Instrument will enable on-site analysis of microscopic finds, says Prof. Aren Maeir.

Archeology 370 (photo credit: Courtesy)
Archeology 370
(photo credit: Courtesy)
A groundbreaking handheld infrared spectrometer will put Bar-Ilan University at the forefront of the world’s archeological movement, Prof. Aren M. Maeir of the university’s Archeology Department said Wednesday.
The $70,000, state-of-the-art device – known as the X-Ray Florescent Spectrometer Handheld (XRF), which until recently was only available in laboratories – will be arriving at the university in a few weeks. The funding to acquire it came from university president Prof. Moshe Kaveh.
Researchers will be using the instrument in tandem with the Fourier Transform IR spectrometer (FTIR), which archeologists currently use in excavations.
Combined, Maeir said, the devices will provide in-the-field analytic capabilities at the atomic and molecular level unmatched anywhere in the world.

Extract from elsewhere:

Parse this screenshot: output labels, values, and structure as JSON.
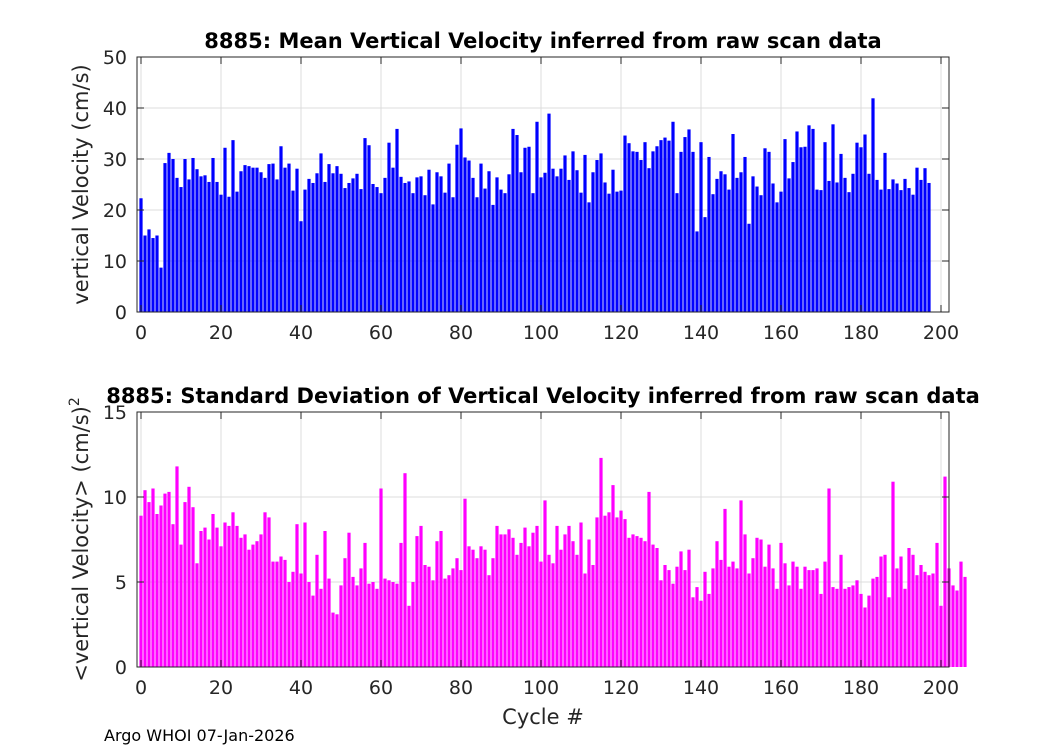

“To my knowledge, we will be the first archeological excavation team in the world which will have both spectrometers in the field,” he said. “This will give us unbelievable capabilities for on-site analysis.”

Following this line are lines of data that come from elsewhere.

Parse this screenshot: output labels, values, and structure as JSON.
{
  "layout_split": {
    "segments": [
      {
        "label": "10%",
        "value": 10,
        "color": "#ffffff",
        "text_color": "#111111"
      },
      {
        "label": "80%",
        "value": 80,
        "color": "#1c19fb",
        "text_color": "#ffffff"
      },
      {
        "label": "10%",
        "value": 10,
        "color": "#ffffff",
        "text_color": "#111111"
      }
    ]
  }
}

By utilizing the Handheld XRF in the field, he continued, archeologists could analyze microscopic samples in real time, allowing them to uncover greater evidence of historical significance that previously took protracted periods to analyze in far-away laboratories.
“In the past, and even today, archeologists have been forced to ship off findings to a laboratory for analysis that could take weeks to yield results,” he said. “With the XRF, findings can be determined instantaneously, allowing archeologists to stay in the field to discover more in real time.”
Comparing the process to medical results, he explained that “if you have a blood test and send it to a lab far away to get the diagnosis a month later, you lose valuable time for treatment, [rather] than if you get the results right away. This [the XRF] saves us valuable time.”
Maeir said the device would provide a wide range of tools to conduct in-depth microarcheology.
“Archeology is by definition a very interdisciplinary field, because you have to utilize every avenue of research, and the more tools you can bring with you in the field will enhance findings significantly,” he said. “This suddenly gives us an extraordinary analytic tool kit in the field to study the past in a much more fine-grained manner than in the past.”
If both devices had been used in previous digs, he added, teams could have learned far more about the historic activities that took place at a given site.
“For example, if the sediments showed evidence that the area was used as an animal pen, it would give you a very different result than if it was used as a banquet hall, wheat storage facility, or something else,” he said.
Maeir said Kaveh had decided to make the donation after attending a recent university sponsored excavation with his grandchildren, which had inspired him to contribute to future archeological endeavors.